Take the recent case of the Westboro Baptist Church, the Kansas fundamentalist hate group known for protesting at soldiers’ funerals. It is difficult not to want their acts of extreme emotional cruelty to recently bereaved people to be illegal, even if one understands why they are not or cannot be under our legal system. It is easy to sympathize with the pain and suffering of the deceased’s father: most of us would be sickened by having a loved one’s funeral overshadowed by inflammatory anti-gay anti-Catholic anti-America propaganda, and many of us were angry just hearing about it. Nonetheless, the opinion of the Fourth Circuit Court, upheld by the Supreme Court, was that their protest, though morally wrong, was legal and protected under the First Amendment. Justice Alito, dissenting from the opinion of the court, referred to Mr. Snyder (the plaintiff, and father of the dead soldier) as having “the right of any parent who experiences such an incalculable loss: to bury his son in peace.” However, this is really more of a moral right than a legal right. Alito goes on to specify that it is an “elementary right,” presumably to defend himself from the criticism that nowhere in the Bill of Rights, for example, can the right to bury offspring in peace be found. His phrasing also serves to remind (most of) us that we do believe it’s wrong to bother or torment someone in such a circumstance. The rest of Alito’s colleagues, while acknowledging the enraging and immoral nature of the protest, still upheld it as legal.

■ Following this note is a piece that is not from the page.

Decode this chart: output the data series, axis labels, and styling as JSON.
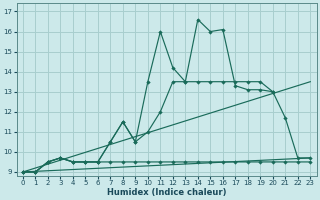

So it seems that the law exists in some sort of morality limbo. Many people, including some judges and legislators, interact with it as with a moral law, or attempt to legislate morality. However, their interpretation of law as a vehicle of morality is problematic, given both the stated separation between law and morality assumed by our entire system of law since the rise of legal positivism, and the fact that most of our laws exist for practical reasons rather than moral ones. If we want our current legal system to legislate morality, we must first accept most of our current laws as moral; however, any system of ethics that held parking in a no parking zone by accident to be wrong would be extremely odd and deeply flawed. Already, people defend impolite or even immoral actions by saying “it’s a free country,” as though legality were a sufficient moral justification for an action. Our systemic confusion about the relationship between law and morality, in which we want the legality of an action to correspond to its morality, does not seem to negatively affect our morality but merely confounds our legal understanding. Defining the moral by the legal, however, would so dilute the concept of morality as to make it practically devoid of meaning.
Perhaps the moral fatigue of living in a pluralistic society, surrounded by many competing ethical systems, makes us long to turn to legislation as the master source of what is right and wrong. When we do this, consciously or unconsciously, we are inevitably disappointed in the law. A great many of these disappointments stem from the fact that we are looking for something that is not there: a coherent moral code. This disappointment is, in my opinion, to the greater good: as long as we are disappointed by law when we try to read it ethically, one hopes we will be less likely to mistake it for a moral code.